Anlamanın yolu tarihi bilmekten geçer. Bu konuda eksik bilgi ya da yanlış bilgilendirme toplumda ve insanlarda huzur bırakmadığı gibi giderek bölünmelere, kutuplaşmalara yol açar.
Birinci Dünya Savaşı'nın yıkıcı sonuçlarını tam tersine çevirmeyi başaran ülkelerden biri Türkiye oldu. Kurtuluş Savaşı'nın zaferi, diplomasi savaşının verildiği Lozan'da tescil edildi. Kurtuluştan kuruluşa, yani Türkiye Cumhuriyeti Devleti'nin kurulmasına geçildi. Prof. Dr. Sayın
Haydar Baş'ın pek çok kere yazarak, söyleyerek altını çizdiği "Lozan Türkiye'nin tapu senedidir" yorumu, herkese verilen bir ders niteliğindedir. Bu dersi anlamayanlar, anlamak istemeyenlere rağmen dersimize devam edelim;
Lozan Barış Antlaşması'nın Milli Mücadele ve Türk Tarihi bakımından değerlendirilmesi gerekir. Bunun için dönemin antlaşmalarına göz gezdirelim.
Birinci Dünya Savaşı sonunda yenilen İttifak Grubu devletlerine, savaşın galibi İtilaf Devletleri grubu, hazırladıkları antlaşma metinlerini dikte ettirmişlerdir. Türkiye ise İtilaf Devletleri'nin gerçek amaçlarını çok iyi bildiği için varlığını ve bağımsızlığını korumak adına Kurtuluş Savaşı'nı başlatmıştır. Bu savaşı hem işgalci güçlere, hem de onlarla işbirliği içinde bulunan Osmanlı yönetimine karşı sürdürmüştür.
Türk topraklarını sömürgeleştirmek, Türk halkını köleleştirmek ve Türk toprakları üzerinde bölük pörçük devletçikler kurarak bu toprakları parçalamak amacıyla yapılan Sevr Barış Antlaşması "Türk Mucizesi" ile çöpe atılmıştır.
"Doğu sorunu", "Avrupa'nın hasta adamı" gibi deyimler ortadan kaldırılarak emperyalizme karşı verilen silahlı mücadele ve bunun neticesinde kurulan Yeni Türk Devleti tüm dünyaya kabul ettirilmiştir. Böylece Türkiye, tüm sömürge uluslara örnek olmuştur.
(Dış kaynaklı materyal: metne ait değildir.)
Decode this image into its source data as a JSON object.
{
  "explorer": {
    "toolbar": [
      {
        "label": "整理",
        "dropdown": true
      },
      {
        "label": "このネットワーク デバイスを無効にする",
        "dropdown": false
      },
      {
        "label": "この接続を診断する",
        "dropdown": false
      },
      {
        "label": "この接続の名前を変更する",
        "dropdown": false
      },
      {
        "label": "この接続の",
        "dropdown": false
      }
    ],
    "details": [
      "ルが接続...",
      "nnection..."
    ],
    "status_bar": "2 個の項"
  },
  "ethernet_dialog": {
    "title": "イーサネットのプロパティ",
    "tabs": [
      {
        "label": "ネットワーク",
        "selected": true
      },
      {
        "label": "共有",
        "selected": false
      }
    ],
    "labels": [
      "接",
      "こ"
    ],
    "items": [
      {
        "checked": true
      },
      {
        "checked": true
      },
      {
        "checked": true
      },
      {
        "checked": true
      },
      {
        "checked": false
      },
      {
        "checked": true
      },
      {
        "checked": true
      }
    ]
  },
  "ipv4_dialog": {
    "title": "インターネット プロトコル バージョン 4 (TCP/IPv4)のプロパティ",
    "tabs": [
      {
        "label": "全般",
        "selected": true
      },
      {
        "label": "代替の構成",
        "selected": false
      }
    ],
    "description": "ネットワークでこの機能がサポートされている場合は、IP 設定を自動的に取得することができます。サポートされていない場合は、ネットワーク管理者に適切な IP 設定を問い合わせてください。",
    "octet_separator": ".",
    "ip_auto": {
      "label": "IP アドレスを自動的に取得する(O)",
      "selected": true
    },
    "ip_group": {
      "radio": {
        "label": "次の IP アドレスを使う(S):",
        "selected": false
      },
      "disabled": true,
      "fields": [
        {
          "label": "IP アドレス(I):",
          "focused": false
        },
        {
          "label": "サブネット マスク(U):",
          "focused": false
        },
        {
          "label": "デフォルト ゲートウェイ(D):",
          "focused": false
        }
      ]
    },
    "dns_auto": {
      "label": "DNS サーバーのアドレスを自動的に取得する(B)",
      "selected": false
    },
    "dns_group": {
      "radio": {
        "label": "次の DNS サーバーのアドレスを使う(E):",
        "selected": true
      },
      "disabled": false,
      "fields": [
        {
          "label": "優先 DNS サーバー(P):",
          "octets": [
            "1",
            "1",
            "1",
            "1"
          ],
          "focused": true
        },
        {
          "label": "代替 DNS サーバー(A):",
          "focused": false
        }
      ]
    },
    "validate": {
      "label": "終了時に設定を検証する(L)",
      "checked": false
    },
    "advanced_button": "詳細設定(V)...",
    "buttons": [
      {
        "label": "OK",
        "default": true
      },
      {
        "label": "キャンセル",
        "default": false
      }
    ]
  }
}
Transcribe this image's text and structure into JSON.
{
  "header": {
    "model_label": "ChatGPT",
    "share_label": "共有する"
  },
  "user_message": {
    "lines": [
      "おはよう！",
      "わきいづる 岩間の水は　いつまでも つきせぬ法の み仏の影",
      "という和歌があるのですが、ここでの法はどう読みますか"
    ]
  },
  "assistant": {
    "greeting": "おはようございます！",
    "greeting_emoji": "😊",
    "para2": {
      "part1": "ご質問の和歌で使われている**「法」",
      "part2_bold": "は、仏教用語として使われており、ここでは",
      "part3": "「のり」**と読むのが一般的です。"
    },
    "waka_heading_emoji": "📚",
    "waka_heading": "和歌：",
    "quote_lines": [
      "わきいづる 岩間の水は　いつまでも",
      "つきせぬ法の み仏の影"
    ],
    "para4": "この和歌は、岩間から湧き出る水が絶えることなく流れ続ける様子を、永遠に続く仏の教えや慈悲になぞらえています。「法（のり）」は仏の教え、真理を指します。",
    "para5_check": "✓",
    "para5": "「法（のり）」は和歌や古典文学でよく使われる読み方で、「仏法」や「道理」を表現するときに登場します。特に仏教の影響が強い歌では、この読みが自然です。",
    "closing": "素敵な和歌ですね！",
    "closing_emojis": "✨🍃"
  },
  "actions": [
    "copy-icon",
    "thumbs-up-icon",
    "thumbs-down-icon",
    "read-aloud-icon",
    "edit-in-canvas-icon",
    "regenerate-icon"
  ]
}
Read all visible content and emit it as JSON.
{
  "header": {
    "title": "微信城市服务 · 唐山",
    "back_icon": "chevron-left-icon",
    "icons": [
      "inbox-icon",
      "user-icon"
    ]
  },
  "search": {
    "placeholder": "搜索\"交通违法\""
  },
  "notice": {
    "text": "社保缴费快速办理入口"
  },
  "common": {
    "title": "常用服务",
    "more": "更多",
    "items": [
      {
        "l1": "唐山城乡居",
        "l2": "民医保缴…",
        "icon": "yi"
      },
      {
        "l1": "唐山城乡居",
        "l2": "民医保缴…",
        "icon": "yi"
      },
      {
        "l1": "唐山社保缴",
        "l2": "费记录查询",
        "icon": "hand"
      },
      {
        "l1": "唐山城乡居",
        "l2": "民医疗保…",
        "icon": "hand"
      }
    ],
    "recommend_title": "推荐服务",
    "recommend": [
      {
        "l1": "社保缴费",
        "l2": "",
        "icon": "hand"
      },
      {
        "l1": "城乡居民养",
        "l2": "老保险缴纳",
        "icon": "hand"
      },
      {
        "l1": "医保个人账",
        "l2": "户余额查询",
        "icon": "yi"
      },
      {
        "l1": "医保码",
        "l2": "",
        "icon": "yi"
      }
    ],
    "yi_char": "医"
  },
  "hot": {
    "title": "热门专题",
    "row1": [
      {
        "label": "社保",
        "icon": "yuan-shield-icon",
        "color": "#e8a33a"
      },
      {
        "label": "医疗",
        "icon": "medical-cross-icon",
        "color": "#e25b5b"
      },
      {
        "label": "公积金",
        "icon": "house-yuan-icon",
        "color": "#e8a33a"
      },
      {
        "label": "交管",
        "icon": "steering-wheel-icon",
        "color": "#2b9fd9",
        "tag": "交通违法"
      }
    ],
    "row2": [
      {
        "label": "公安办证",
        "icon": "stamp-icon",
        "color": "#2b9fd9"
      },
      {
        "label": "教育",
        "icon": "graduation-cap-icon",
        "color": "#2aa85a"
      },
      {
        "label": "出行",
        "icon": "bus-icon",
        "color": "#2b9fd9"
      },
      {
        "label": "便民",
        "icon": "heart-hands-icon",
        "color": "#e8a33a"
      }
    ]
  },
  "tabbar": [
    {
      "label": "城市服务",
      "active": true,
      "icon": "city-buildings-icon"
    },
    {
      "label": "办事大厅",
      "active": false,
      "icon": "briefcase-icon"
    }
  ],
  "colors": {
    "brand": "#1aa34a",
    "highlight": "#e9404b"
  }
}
Osmanlı Devleti'nin asırlarca biriktirdiği, Türk Ulusunun siyasal ve ekonomik bağımsızlığını tehdit eden, yaralayan tüm kayıtlar birer birer Lozan'da yok edilmiştir. Kapitülasyonların, özel ayrıcalıkların kaldırılmasıyla ekonomi millileştirilmiştir.
Lozan'ın Yeni Türkiye Devleti'ne kazandırdıklarını daha iyi görebilmek için Osmanlı Devleti'nin durumuna bakmak gerekir. Bu konuda Atatürk özetle şöyle diyordu:
"Osmanlı Devleti eski antlaşmalar adı altında bazı imtiyaz haklarının tutsağı idi. Hıristiyanlara ayrıcalıklar tanınmıştı. Osmanlı Devleti'nin Osmanlı toprakları üzerinde yaşayan yabancıları yargılama hakkı yoktu. Kendi ülkesinde bulunan Türk unsurlardan aldığı vergiyi yabancılardan alamazdı. Ülkeyi bayındırlaştıramaz; demiryolu, okul yaptıramazdı. Bu gibi girişimlere yabancı devletler engel olurdu."
Lozan işte bu tabloyu tersine çevirmiştir. Bu nedenle de Lozan, Atatürk'ün deyimiyle:
"Osmanlı Devleti'ne ait tarihte eşi geçmemiş bir siyasi zafer eseridir."